Hi I'm looking for a good documentation or description of extended acls. Specifically
the following aspects-
if I deny tcp any any
then permit ip any any
what happens to udp traffic..? denied or permitted
How about if I create a new extended acl, then permit pim any any. What happens to
the other protocols like ip,tcp,igmp,... are they implicitly denied?
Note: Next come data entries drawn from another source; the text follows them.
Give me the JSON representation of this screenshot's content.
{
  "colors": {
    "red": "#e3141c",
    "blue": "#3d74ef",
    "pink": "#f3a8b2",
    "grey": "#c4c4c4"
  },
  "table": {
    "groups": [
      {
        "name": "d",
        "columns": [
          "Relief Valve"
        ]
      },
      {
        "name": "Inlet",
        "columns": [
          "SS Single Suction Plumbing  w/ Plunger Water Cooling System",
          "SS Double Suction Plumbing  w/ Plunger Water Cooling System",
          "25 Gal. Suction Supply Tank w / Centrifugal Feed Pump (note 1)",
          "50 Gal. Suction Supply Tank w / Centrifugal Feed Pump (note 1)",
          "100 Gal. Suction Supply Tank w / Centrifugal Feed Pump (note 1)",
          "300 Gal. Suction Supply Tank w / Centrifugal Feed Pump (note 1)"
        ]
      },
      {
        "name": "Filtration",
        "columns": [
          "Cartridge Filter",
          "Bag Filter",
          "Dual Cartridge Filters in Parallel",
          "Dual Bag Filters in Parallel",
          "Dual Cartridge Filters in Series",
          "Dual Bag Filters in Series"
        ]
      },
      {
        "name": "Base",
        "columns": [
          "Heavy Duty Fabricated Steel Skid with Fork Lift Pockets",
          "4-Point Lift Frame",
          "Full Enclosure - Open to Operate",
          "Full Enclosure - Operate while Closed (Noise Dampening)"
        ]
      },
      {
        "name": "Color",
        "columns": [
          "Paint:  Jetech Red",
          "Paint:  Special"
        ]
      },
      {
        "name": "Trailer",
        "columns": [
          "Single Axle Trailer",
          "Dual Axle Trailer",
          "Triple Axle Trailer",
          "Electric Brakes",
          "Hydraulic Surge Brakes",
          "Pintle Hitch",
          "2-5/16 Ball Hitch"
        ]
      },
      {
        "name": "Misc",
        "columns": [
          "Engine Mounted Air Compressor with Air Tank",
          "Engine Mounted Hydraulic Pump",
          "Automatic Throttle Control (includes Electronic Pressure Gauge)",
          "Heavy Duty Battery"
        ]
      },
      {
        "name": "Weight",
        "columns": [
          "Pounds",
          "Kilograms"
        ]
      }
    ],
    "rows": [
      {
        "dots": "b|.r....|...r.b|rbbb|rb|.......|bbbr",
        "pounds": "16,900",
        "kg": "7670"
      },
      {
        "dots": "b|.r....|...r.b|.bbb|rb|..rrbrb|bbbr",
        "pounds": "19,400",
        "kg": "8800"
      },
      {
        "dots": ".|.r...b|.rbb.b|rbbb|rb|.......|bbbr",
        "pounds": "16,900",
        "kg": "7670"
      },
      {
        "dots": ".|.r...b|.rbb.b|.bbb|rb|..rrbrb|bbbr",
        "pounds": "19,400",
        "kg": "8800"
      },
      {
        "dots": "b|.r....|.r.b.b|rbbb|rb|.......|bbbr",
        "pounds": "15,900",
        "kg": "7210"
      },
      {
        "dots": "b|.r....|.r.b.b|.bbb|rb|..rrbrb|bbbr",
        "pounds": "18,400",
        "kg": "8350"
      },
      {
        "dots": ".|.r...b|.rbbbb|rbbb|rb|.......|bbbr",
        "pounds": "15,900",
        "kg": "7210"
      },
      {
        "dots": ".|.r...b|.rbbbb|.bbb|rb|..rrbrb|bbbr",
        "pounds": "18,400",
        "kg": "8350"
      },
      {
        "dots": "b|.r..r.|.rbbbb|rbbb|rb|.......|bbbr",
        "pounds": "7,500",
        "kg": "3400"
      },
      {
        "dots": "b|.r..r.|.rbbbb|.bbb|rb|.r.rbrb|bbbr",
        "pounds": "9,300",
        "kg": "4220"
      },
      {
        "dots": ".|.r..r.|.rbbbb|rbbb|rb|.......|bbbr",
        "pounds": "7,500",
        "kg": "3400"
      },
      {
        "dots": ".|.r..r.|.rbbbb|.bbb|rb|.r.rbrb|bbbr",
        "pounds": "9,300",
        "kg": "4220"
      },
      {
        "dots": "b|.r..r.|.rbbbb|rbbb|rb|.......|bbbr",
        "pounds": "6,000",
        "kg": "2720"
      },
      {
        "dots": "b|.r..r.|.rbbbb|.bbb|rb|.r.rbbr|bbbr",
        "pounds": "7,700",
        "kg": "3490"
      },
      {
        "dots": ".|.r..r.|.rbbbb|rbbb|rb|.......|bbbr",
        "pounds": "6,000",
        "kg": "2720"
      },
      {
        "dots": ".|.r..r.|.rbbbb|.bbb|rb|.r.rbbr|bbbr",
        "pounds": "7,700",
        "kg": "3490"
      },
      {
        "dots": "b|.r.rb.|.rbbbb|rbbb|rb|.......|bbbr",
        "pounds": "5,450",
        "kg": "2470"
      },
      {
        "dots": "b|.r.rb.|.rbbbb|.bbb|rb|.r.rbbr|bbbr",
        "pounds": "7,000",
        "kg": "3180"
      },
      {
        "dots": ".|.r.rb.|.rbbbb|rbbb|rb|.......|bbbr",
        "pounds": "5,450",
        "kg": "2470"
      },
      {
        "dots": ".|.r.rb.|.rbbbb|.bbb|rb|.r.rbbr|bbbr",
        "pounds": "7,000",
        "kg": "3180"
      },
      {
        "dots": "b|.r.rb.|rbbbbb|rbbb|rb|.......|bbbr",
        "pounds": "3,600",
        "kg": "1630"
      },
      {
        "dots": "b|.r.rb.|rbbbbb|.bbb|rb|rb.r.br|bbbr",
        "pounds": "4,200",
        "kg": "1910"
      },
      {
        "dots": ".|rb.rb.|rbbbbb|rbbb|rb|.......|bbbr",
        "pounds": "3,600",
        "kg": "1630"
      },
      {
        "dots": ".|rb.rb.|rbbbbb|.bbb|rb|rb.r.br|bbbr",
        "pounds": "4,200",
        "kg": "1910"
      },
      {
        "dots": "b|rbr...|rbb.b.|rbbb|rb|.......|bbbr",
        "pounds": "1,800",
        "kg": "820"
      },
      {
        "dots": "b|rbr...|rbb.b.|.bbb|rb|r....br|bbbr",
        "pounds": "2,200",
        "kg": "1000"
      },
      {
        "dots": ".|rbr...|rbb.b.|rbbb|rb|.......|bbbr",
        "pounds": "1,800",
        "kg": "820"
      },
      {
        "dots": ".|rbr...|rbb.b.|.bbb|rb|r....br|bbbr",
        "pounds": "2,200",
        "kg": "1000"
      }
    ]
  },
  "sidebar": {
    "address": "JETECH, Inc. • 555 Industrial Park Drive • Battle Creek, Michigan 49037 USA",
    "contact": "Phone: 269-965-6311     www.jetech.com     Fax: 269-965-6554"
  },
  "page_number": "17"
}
R5(config)#access-list 101 permit ?
<0-255> An IP protocol number
ahp Authentication Header Protocol
eigrp Cisco's EIGRP routing protocol
esp Encapsulation Security Payload
gre Cisco's GRE tunneling
icmp Internet Control Message Protocol
igmp Internet Gateway Message Protocol
ip Any Internet Protocol
ipinip IP in IP tunneling
nos KA9Q NOS compatible IP over IP tunneling
ospf OSPF routing protocol
pcp Payload Compression Protocol
pim Protocol Independent Multicast
tcp Transmission Control Protocol
udp User Datagram Protocol
If you only permit PIM, then only PIM will be permitted. If you permit IP, then all IP would be permitted. As you said, IP is a parent protocol of any other payload protocol (0-255). It just happens that we call some of these protocol numbers by name like ahp, icmp, eigrp, tcp and so on.